I’ve thought about this some and rather than continue to rack my head I thought I would ask on here. There is probably a reason and I’m not thinking of it.

I’m using schweser to study and they present the the formula to obtain a futures price of a treasury bond future as this:

FP=bond price x (1+riskfree)^T - FVC

The formula makes sense to me and I understand the reason for adjusting for the future value of the coupon payments. But why can’t the formula be rewritten this way:

FP=(bond price - PVC) x (1+riskfree)^T

When calculating stock futures (of individual stocks and indexes) and forwards the text presents an option of doing it either way. It even presents using this second format when calculating forward prices for treasury bonds. Am I missing something right in front of me? I checked the CFA material and they only present the equation one way as well (the first formula). Thanks.

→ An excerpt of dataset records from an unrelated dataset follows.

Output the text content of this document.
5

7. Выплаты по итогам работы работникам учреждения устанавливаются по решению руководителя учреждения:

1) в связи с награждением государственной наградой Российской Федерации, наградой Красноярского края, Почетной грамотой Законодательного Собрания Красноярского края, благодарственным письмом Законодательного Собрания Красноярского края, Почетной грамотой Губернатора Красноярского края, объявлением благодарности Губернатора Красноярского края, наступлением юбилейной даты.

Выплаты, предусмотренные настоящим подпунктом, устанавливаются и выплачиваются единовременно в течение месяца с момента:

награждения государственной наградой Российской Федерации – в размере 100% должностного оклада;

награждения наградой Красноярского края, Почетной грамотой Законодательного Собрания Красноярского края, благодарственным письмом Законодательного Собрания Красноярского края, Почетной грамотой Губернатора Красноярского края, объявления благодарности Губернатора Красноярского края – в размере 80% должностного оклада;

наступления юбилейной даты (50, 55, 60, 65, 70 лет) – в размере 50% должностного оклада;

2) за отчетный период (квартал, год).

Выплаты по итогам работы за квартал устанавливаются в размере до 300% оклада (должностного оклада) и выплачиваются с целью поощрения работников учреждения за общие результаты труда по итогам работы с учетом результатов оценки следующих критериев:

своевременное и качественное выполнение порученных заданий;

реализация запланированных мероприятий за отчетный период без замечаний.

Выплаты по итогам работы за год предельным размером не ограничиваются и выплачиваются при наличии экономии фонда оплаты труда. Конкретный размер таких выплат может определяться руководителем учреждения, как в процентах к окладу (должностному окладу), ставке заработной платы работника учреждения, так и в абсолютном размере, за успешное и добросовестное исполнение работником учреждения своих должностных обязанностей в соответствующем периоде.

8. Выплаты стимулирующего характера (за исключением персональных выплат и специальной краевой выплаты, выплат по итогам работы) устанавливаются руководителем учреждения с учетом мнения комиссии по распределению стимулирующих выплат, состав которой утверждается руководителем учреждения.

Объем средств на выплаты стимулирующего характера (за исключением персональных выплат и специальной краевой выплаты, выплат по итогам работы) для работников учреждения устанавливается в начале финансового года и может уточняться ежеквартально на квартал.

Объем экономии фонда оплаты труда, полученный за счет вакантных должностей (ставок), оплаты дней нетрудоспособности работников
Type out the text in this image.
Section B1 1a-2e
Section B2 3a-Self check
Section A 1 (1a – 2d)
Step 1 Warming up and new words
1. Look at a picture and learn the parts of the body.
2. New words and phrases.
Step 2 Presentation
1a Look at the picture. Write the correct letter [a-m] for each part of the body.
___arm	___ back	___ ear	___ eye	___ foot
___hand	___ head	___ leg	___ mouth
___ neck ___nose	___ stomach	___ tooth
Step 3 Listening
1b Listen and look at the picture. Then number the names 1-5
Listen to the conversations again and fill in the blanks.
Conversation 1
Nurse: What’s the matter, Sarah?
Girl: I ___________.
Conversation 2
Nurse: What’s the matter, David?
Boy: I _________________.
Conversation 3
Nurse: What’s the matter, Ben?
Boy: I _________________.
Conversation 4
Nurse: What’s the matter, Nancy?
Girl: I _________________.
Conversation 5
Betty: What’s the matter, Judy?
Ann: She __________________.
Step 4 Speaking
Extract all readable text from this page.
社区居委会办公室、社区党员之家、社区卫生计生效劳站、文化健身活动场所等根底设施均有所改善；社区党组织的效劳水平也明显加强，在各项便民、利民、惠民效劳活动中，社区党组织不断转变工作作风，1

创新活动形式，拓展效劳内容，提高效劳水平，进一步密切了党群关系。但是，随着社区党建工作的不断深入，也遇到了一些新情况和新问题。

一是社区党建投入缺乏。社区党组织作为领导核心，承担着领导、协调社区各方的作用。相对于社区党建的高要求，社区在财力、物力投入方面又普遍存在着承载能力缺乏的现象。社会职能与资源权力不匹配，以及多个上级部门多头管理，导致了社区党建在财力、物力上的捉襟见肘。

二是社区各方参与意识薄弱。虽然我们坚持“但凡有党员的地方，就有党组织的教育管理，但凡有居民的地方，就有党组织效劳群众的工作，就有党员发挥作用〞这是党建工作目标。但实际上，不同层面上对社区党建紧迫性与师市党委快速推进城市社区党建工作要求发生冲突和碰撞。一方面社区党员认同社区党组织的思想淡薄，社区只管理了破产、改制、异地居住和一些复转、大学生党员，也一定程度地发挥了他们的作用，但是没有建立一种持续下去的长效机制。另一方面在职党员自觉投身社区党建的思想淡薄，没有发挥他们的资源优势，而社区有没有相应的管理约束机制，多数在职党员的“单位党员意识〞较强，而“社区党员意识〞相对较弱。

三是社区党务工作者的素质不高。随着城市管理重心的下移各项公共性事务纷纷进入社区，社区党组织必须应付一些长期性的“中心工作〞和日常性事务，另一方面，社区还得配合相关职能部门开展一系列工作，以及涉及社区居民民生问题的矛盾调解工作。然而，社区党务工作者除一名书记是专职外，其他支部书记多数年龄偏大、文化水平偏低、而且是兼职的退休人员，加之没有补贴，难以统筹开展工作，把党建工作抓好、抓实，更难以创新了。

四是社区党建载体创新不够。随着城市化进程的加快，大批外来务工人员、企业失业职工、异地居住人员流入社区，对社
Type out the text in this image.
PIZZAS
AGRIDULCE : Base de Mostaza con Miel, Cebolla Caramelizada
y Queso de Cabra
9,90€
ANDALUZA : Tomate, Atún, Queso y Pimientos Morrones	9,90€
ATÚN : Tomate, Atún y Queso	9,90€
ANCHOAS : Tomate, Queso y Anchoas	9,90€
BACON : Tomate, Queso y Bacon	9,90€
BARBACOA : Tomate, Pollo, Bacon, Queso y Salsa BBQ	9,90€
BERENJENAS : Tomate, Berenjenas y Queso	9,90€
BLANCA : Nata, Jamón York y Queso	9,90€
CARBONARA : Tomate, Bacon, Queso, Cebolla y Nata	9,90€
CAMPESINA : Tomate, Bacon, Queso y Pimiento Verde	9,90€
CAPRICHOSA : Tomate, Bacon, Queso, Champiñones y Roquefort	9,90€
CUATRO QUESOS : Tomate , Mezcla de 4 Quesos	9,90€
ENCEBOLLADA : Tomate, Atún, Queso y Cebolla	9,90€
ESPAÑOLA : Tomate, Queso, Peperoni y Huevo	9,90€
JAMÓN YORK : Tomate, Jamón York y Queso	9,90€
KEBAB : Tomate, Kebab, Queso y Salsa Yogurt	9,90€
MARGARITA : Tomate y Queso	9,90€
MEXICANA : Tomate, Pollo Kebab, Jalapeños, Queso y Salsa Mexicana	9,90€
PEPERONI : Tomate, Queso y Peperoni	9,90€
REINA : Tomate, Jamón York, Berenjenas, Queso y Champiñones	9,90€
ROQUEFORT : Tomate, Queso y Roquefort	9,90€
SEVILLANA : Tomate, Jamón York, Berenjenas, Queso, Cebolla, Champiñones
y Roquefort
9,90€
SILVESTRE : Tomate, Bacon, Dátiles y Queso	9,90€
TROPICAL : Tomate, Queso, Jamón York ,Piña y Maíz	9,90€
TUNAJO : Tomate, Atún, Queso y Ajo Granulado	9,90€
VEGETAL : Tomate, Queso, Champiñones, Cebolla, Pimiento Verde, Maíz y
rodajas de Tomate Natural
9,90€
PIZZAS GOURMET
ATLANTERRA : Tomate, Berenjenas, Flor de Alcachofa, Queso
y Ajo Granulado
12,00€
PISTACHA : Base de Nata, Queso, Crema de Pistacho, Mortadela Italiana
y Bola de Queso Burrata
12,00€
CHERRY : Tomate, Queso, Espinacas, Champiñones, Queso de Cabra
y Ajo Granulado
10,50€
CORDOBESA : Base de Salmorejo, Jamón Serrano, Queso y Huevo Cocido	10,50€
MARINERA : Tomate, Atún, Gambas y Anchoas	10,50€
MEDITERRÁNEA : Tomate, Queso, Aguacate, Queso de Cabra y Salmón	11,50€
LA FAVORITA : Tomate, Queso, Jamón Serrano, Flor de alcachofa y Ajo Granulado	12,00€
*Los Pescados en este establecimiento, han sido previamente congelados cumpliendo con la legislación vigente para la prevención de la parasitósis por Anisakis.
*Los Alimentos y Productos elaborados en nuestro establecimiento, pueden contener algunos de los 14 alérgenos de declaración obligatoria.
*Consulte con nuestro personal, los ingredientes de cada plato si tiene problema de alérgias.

PVC * (1+rf)^t = FVC so Bond Price * (1+rf)^t - FVC = (BondPrice-PVC) * (1+rf)^t both are the same, and either can be used, depending on what you have been given in the problem statement.

There is one thing to understand which I forgot to mention. In case of stocks the dividend schedule is given. If you are using PVD then you need to discount the dividends to the date of valuation while if you are using FVD then you need to calculate the dividend value from the date when they will be realized to the contract expiration date. The time horizon is different sometimes for calculating PVD and FVD. If dividend is going to be realized 3 months from now then PVD is calculated by discounting the dividend for 3 months time. Whereas if the contract will expire in 9 months from now then the FVD will be calculated by compounding the dividend for 6 months time. This is the thing which I found tricky and even did a mistake while doing such questions. Same could be applied to Coupons.